8. Stomatitis Materna,

9. Case of Severe Mechanical Lesion of the Knee Joint, 10. List of Members,

We truly envy our Illinois brethren their interesting and harmonious meeting and the eclat of their transactions. The majority of the members of the Michigan State Medical Society voted themselves too poor to publish their transactions in pamphlet form, although they could elect a man as President of the Society, who in its early struggles toward permanent growth contemptuously derided it, and spat upon its deliberations with sovereign disdain.

We wish the Illinois State Medical Society a long continuance of harmonious action and an annual exhibit of their deliberations.

W. B.

We have received the first number of a new medical journal published in San Francisco, California, and called The Pacific Medical and Surgical Journal, edited and published by John B. Trask, M. D., and David Wooster, M. D. This is the second medical journal started in the golden land, and although its predecessor died from inanition, we can see no reason why it should not succeed.
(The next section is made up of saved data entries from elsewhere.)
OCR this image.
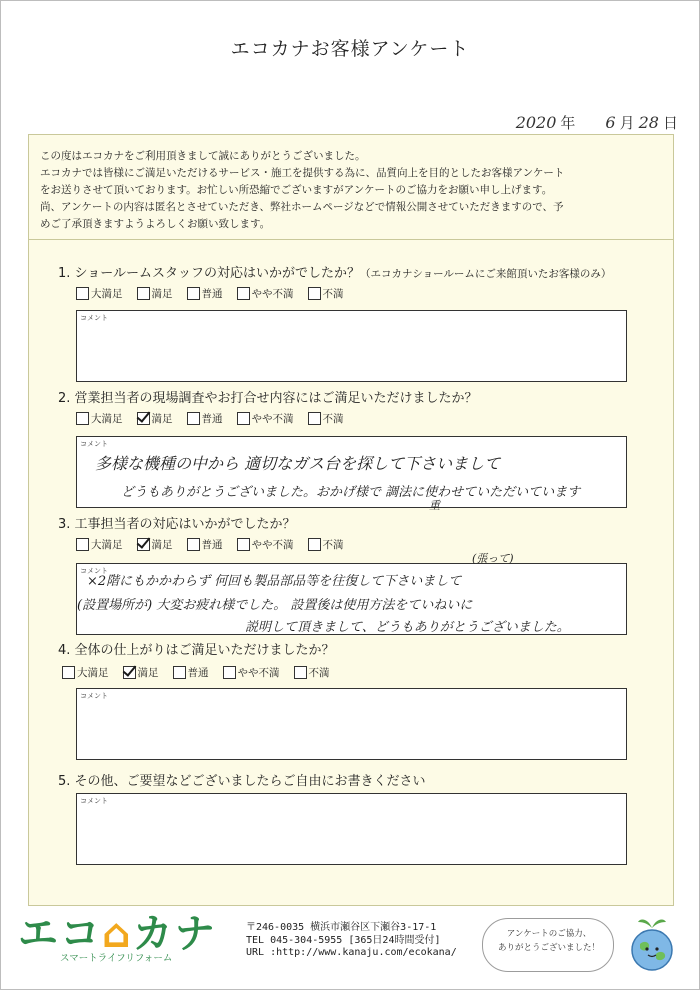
エコカナお客様アンケート
2020 年 6 月 28 日
この度はエコカナをご利用頂きまして誠にありがとうございました。
エコカナでは皆様にご満足いただけるサービス・施工を提供する為に、品質向上を目的としたお客様アンケート
をお送りさせて頂いております。お忙しい所恐縮でございますがアンケートのご協力をお願い申し上げます。
尚、アンケートの内容は匿名とさせていただき、弊社ホームページなどで情報公開させていただきますので、予
めご了承頂きますようよろしくお願い致します。
1. ショールームスタッフの対応はいかがでしたか？（エコカナショールームにご来館頂いたお客様のみ）
大満足	満足	普通	やや不満	不満
コメント
2. 営業担当者の現場調査やお打合せ内容にはご満足いただけましたか？
大満足	満足	普通	やや不満	不満
コメント
多様な機種の中から 適切なガス台を探して下さいまして
どうもありがとうございました。おかげ様で 調法に使わせていただいています
重
3. 工事担当者の対応はいかがでしたか？
大満足	満足	普通	やや不満	不満
コメント
(張って)
×2階にもかかわらず 何回も製品部品等を往復して下さいまして
(設置場所が) 大変お疲れ様でした。 設置後は使用方法をていねいに
説明して頂きまして、どうもありがとうございました。
4. 全体の仕上がりはご満足いただけましたか？
大満足	満足	普通	やや不満	不満
コメント
5. その他、ご要望などございましたらご自由にお書きください
コメント
エコ⌂カナ
スマートライフリフォーム
〒246-0035 横浜市瀬谷区下瀬谷3-17-1
TEL 045-304-5955 [365日24時間受付]
URL :http://www.kanaju.com/ecokana/
アンケートのご協力、
ありがとうございました！
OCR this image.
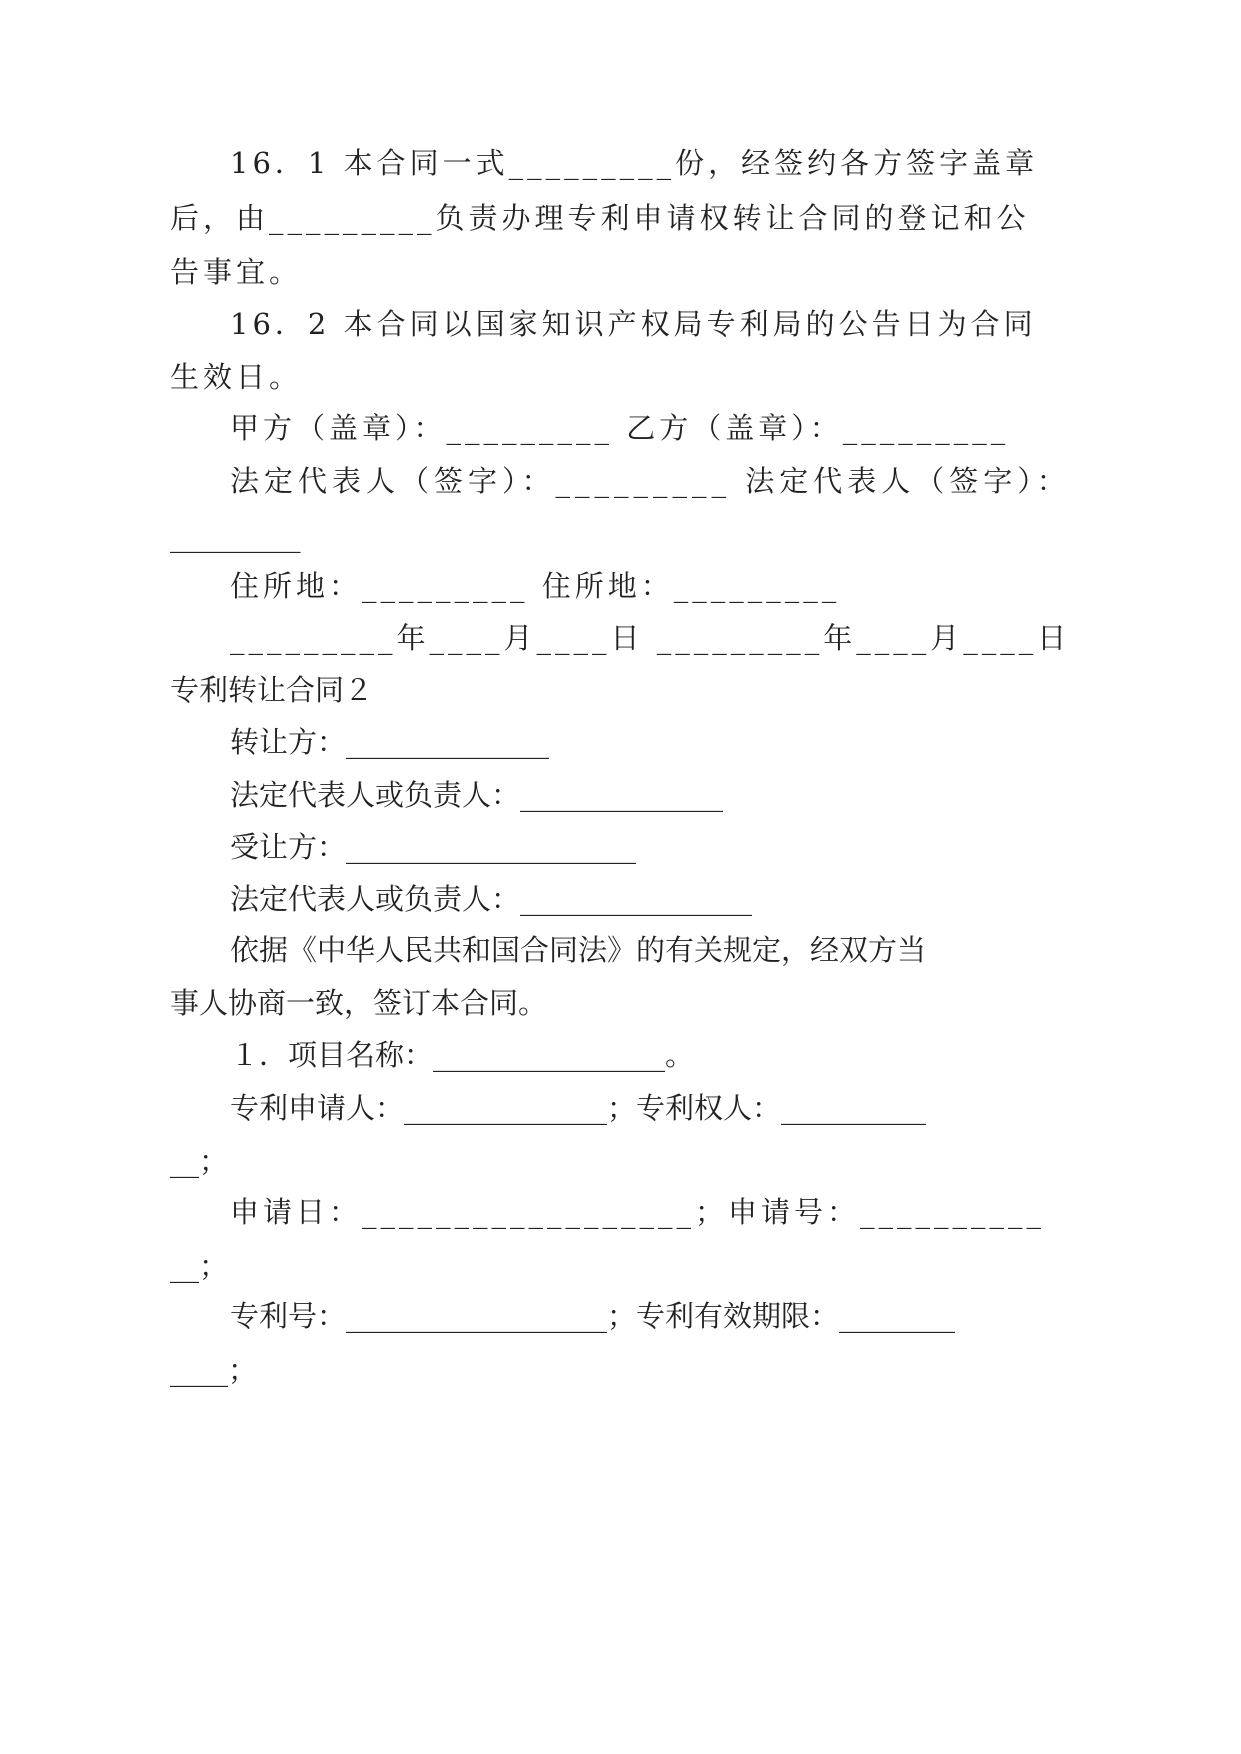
16．1 本合同一式_________份，经签约各方签字盖章
后，由_________负责办理专利申请权转让合同的登记和公
告事宜。
16．2 本合同以国家知识产权局专利局的公告日为合同
生效日。
甲方（盖章）：_________ 乙方（盖章）：_________
法定代表人（签字）：_________ 法定代表人（签字）：
_________
住所地：_________ 住所地：_________
_________年____月____日 _________年____月____日
专利转让合同２
转让方：______________
法定代表人或负责人：______________
受让方：____________________
法定代表人或负责人：________________
依据《中华人民共和国合同法》的有关规定，经双方当
事人协商一致，签订本合同。
１．项目名称：________________。
专利申请人：______________；专利权人：__________
__；
申请日：__________________；申请号：__________
__；
专利号：__________________；专利有效期限：________
____；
It is a monthly journal of forty-eight pages and well filled with interesting and instructive matter. Our best wishes attend it. W. B.

With this number of the Peninsular closes my editorial career for the present. In all my relations with its readers, (and they have been those that would engender ill feeling, if any,) I can say, with but a few solitary exceptions, have been of the most pleasant character. Though necessitated often to remind them of unpaid subscriptions in order to furnish them their intellectual pabulum, the response has always been hearty, and with due acknowledgement of neglect.

The books of the Journal yet show an indebtedness of over $1,000, much of which we yet hope to receive. We are owing our printer, (who must be paid,) and therefore, even in our last public capacity of an editor, must needs remind and request of those who have not yet paid, that their remittances are anxiously awaited. In the February number of the Peninsular we sent a statement of the standing of all in arrears. Since that time we have received some $80. We need the balance in order to the just settlement of our indebtedness, and trust that this, our last appeal, will be fully appreciated.

WM. BRODIE.

Cincinnati Lancet & Observer will please send us the February number, as we have not received it. The article by Dr. Chas. Tripler, U. S. A., in the March number is worth the subscription for one year, let alone the other valuable matter. The March number is such an improvement over the January one, that we take back all we said about typography, and recommend it as a model journal.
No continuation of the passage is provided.